Das zweite Drittel begann etwas zerfahren wobei nur Jan Mursak eine erwähnenswerte Chance für den KAC hatte. In der 25. Minute musste mit Trevor Cheek zumindest wieder ein Fehervar Spieler auf die Strafbank. Die Klagenfurter gelang aber in diesem zweiten Überzahl nicht mehr so viel Druck zu erzeugen als im ersten Abschnitt. In der Folge ging es hin und her und dem KAC gelang dabei in der 29.Minute durch einen Handgelenkschuss von Mathias From die erneute Führung. DerKAC hatte eine Minute später dann aber auch Glück als ein Schuss der Gäste nur an die Latte klatschte. Der KAC wirkte nun wieder etwas sicherer wobei Van Ee einen guten Schuss abgab. Doch auch die Ungarn prüften durch Anze Kuralt wieder einmal Sebastian Dahm. Nickl und erneut Van Ee waren es dann in der 33.Minute mit einer Doppelchance. Ein unnötiger riskante Pass der Klagenfurter in der 34.Minute führte dann zum erneuten Ausgleich. Dabei bezwang Trevor Cheek, der alleine auf Sebastian Dahm. Nun kam wieder Hektik in das Spiel und Finn van Ee kassierte dabei eine Strafe. Fehervar AV19 also ein zweites Mal in Überzahl doch diese zwei Minuten missglückten den Gästen komplett. Damit hieß es nach 40 Spielminuten ausgeglichen 2:2.

In den dritten Abschnitt versuchte der KAC das Spiel wieder in den Griff zu bekommen wobei Mario Kempe einmal zwei gute Abschlussversuche verzeichnen konnte. Doch die Gäste gingen in der 44.Minute mit einen satten Schuss durch Ole Einar Engeland Andersen in Führung. Dabei war Sebastian Dahm die Sicht durch mehrere Spielern verdeckt.

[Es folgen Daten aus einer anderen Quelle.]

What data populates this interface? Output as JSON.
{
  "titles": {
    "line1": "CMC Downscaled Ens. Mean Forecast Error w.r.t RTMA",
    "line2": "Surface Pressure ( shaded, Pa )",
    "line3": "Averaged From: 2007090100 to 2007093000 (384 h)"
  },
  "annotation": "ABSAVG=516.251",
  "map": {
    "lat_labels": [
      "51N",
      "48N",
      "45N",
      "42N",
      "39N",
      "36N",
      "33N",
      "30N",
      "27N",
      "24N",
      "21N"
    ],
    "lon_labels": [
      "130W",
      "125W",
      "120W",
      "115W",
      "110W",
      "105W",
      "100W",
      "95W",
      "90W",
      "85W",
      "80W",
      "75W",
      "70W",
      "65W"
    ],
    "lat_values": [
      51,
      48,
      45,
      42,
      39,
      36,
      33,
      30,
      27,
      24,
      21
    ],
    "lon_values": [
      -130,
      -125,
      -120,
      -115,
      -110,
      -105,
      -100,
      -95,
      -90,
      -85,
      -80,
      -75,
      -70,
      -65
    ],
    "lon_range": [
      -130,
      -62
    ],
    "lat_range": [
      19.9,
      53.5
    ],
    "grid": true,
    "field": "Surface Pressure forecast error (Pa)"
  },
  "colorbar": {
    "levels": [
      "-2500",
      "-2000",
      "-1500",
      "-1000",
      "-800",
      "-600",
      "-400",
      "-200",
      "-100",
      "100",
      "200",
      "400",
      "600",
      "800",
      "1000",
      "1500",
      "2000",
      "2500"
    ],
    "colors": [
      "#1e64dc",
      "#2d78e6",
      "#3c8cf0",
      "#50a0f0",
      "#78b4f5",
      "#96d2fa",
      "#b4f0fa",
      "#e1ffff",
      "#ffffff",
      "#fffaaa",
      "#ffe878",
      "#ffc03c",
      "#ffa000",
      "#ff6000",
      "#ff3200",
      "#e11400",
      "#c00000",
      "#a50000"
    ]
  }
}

Mit Weitschüssen versuchte der KAC nun zurück in das Spiel zu finden. In der 47.Minute entwischte erneut ein Ungar und dies nutzte Anze Kuralt nur drei Minuten später erneut im direkten Duell zur zwei Tore Führung der Gäste.
In der 49.Minute holte sich der KAC zumindest einmal ein Powerplay und dieses führte dann auch zum Anschlusstreffer. Mathias From war es in einem eher schlechten Powerplay mit einer Einzellaktion der in der 50.Minute die Klagenfurter wieder in das Spiel zurück brachte. Mit dem Druck des Rückstands fand der KAC wieder besser vor das Tor von Rasmus Reijola. Nun gelang es auch die Gäste in ihren Drittel einzuschnüren doch eigene Fehler ermöglichten es diesen sich immer wieder zu befreien. Die Angriffe wirkten aber etwas hektisch und so blieben den KAVC noch fünf Minuten um den Ausgleich zu erzwingen. Der Druck der Rotjacken wurde immer stärker doch den Ungarn gelang es sich ein wenig sich zu befreien und so waren noch 120 Sekunden auf der Uhr. Eine Minute später verließ Dahm sein Tor doch dies half alles nichts mehr und mit dem 4:3 Auswärtssieg fehlt Fehervar AV19 nur noch ein Sieg um in das Halbfinale einzuziehen.

Stimmen zum Spiel:
Fehervar AV19 Kapitän Csanád Erdély:Es ist hat hier zu spielen es war eine tolle Leistung unserer Mannschaft und wir haben auch im richtigen Momente die Tore erzielt. Dies war sehr wichtig für uns. Unser defensives Spiel war heute besser als in den Spielen zuvor und so haben wir Turn Overs erzwungen.
EC KAC Kapitän Clemens Unterweger: Wir haben uns die Tore selbst geschossen, es waren dumme Eigenfehler die Fehervar eiskalt ausgenützt hat. Wir haben uns zu Dummheiten hin reißen lassen für die wir nicht bekannt sind. Wir müssen uns selbst bei der Nase nehmen. Die Kleinigkeiten müssen wir einfach besser machen, so kann die Serie noch lange werden. Wir müssen in Ungarn nun unser Spiel auf das Eis bringen, das ist uns bisher nicht gelungen.